Well I would add a bit to that forecast for the near future....they will fluctuate alot. Faced with this prospect and the ability for retail investors to buy volatility in one instrument (vxx and vzz) I would see that as a far more logical move than trying to pick bottoms or tops.Mr. Market is giving at this point that the beginning of summer will be quite interesting for investors.
From the WSJ:
The sudden downdraft in world markets demonstrates that, despite more than a year of stock recovery, investor confidence in the wake of the financial crisis remains uncommonly fragile.
Until a few weeks ago, the market seemed to be returning to a pre-crisis norm. Commonly watched gauges of investor anxiety had tumbled to levels seen before the crisis. Corporate profits and economic growth proved surprisingly resilient, quieting investor doubts about the rally's staying power.

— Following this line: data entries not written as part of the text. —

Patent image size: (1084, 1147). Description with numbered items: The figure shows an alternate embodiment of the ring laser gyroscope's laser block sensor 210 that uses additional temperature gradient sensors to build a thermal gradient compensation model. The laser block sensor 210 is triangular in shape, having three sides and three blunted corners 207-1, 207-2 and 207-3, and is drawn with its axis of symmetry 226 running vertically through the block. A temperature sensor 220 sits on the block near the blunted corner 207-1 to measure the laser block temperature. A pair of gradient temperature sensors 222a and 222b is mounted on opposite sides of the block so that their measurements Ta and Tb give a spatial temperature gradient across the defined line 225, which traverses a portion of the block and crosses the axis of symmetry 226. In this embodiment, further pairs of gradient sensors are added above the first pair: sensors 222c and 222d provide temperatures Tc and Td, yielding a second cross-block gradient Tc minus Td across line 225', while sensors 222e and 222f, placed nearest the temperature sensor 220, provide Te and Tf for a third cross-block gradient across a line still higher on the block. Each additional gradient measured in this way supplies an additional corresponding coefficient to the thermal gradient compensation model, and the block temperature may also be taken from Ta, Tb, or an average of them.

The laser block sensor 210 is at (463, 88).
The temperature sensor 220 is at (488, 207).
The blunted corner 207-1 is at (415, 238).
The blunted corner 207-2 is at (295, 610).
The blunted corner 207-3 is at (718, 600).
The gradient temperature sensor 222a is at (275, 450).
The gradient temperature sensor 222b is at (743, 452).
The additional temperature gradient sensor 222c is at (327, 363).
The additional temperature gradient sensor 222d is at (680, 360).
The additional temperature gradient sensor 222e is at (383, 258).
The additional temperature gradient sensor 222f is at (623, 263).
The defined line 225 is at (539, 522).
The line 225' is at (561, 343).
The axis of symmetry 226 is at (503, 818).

But Europe's difficulties in resolving its debt problems, the "flash crash" of May 6 and the national debate over the proper role of the nation's top banks have again put investors on edge, reawakening the fear and anxiety of the financial crisis that were lurking just below the surface. The sudden surge in gauges like the Chicago Board Options Exchange's volatility index, a commonly used barometer of investor anxiety, and the sharp correction of major stock indexes showed just how nervous investors are.
That suggests that more volatility is in store and future stock gains could be harder to come by.
Another strong sign of investor anxiety lately is their return to options to hedge risk. In times of increased fear, investors buy put options, permitting them to sell shares at a prearranged price, which helps protect them from losses in the event that prices suddenly fall.
The CBOE's volatility index, or VIX, is a measure of options demand. On April 20, with stocks and investor confidence rising, the VIX finished the day at 15.73, down where it was before the 2008 financial crisis began in earnest.